People who had a rough childhood often go through life feeling — knowing — that they are a little different than most people. It’s common sense that early exposure to violence, addiction, abuse or neglect can have a lifelong effect on mental health and behavior.
Until recently, researchers understood these effects to be mostly a) psychological or b) learned from dysfunctional parents. And while this is partly true, we now know the primary injury is neurological.
Early trauma dysregulates the brain and nervous system, potentially triggering a wide range of problems from obesity to ADHD to heart disease to sex addiction. But for people with Childhood PTSD, just being dysregulated is a problem that makes ordinary things in life ridiculously hard — things like going on a date, spending time alone, expressing an opinion, or just buying a pair of pants can set it off.
If you could see an MRI image of the brain in this dysregulated state, you’d see the front left cortex go dim and inactive, hampering the ability to reason and pay attention. You’d see the right front cortex (home of emotions) flaring wildly, triggering a flood of emotion. Brain waves are irregular; breathing and heart rate become ragged and out of sync. There may be numbness in the hands, mouth or face. It can be hard to find words or omplete tasks or pay attention. Personally, I get clumsy and trip and drop things. Handwriting changes. Many of us say things we don’t mean, and do things we don’t want to do. Or we may grow silent and withdrawn. Or we may feel desperate and act impulsively, or fly into a rage and lash out. After an outburst, we may feel very little emotion, and behave coldly to the people we’ve just hurt.
Oy. Not good, huh?
But here’s the thing: these reactions are not always happening because people are bad or selfish or weak (ok, maybe there’s a little of that, as with all people). These reactions are happening (or made worse) because the brain is dysregulated. This was not well understood until recently, but now we know.

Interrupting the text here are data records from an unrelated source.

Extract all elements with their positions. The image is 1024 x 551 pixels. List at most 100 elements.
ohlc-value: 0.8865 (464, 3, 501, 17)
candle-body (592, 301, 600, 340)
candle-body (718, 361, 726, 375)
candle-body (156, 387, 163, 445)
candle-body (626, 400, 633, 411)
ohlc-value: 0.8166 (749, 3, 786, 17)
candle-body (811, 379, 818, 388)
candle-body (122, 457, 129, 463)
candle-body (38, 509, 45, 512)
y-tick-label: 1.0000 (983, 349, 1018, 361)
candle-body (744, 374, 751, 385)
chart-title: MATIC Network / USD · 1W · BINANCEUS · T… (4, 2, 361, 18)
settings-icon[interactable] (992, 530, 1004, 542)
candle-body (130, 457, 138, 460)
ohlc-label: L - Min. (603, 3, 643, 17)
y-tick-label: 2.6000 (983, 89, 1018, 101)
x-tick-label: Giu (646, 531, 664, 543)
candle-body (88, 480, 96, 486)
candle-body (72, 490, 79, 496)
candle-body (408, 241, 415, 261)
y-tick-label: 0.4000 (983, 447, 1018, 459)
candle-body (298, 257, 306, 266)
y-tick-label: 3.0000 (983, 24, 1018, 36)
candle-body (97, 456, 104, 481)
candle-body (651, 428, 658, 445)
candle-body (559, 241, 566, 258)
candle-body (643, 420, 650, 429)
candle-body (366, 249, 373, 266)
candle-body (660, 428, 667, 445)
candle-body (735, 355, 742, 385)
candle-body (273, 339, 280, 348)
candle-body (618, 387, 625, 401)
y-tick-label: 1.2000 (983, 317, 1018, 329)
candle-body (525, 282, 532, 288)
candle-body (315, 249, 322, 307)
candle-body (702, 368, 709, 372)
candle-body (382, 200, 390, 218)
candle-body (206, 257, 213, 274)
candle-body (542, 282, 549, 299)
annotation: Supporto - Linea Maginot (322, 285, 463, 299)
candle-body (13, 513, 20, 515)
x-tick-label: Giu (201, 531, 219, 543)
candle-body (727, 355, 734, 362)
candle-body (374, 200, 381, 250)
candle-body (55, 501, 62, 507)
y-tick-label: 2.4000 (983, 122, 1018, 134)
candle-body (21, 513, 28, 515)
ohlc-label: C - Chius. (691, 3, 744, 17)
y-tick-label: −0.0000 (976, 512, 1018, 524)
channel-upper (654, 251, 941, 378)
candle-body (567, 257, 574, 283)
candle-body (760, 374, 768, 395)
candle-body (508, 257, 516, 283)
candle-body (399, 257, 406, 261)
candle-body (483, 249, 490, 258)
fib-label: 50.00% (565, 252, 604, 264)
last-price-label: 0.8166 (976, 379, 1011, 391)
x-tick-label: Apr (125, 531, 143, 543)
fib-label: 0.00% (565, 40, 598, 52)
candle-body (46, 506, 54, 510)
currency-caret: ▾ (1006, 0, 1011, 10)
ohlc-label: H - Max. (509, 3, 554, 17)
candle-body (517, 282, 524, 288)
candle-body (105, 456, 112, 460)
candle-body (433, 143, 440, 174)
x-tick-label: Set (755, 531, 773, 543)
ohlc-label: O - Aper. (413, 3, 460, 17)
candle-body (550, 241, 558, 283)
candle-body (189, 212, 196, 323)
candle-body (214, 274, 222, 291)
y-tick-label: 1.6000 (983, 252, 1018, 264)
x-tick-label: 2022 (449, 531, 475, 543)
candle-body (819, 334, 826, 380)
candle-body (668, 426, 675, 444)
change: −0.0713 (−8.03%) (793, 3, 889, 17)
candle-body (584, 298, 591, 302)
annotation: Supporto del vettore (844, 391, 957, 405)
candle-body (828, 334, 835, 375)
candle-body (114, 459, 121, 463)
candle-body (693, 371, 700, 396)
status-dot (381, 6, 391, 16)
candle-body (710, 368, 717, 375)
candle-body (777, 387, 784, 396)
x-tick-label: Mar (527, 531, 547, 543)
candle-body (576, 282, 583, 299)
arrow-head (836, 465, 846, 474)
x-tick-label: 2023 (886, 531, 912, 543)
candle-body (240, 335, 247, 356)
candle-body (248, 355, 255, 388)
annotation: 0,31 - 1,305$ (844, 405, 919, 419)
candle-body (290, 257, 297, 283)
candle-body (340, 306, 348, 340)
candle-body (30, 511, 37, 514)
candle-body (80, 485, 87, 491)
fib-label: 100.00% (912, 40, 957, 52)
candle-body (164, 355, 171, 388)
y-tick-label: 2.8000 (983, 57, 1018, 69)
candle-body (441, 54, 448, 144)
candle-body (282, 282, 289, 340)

Here’s one way that I’ve described the feeling of dysregulation:
It’s like wearing a pair of headphones with AC/DC music blasting in your ears, while wearing somebody else’s Coke-bottle glasses that make everything blurry. You have to pretend that you feel fine and that you are “in” the conversation. You feel disconnected, but you try to say things connected people would say. You have to think about how to hold your face so it looks appropriate to whatever the other person is saying. Only you can’t really hear what they’re saying, because the noise in your head is so loud.
Dysregulation is worst when we’re confronted with stress and crises. This explains why so many people with Childhood PTSD appear to keep making the same bad choices over and over, without seeing that they’re doing it again. You can make good choices and good changes, but not until you learn to re-regulate.
So the solution comes in two phases: First learn to re-regulate and stay regulated, then (with your nice, fresh, regulated mind) work on the behaviors and circumstances that are holding you back.
This is how I was able to recover from my own Childhood PTSD and start making big, constructive changes like getting happily married, becoming a better mother, starting a business and doing things that make my life healthy, fun and purposeful. The more time I spend regulated, the more easily I can make positive changes, and the better my life becomes.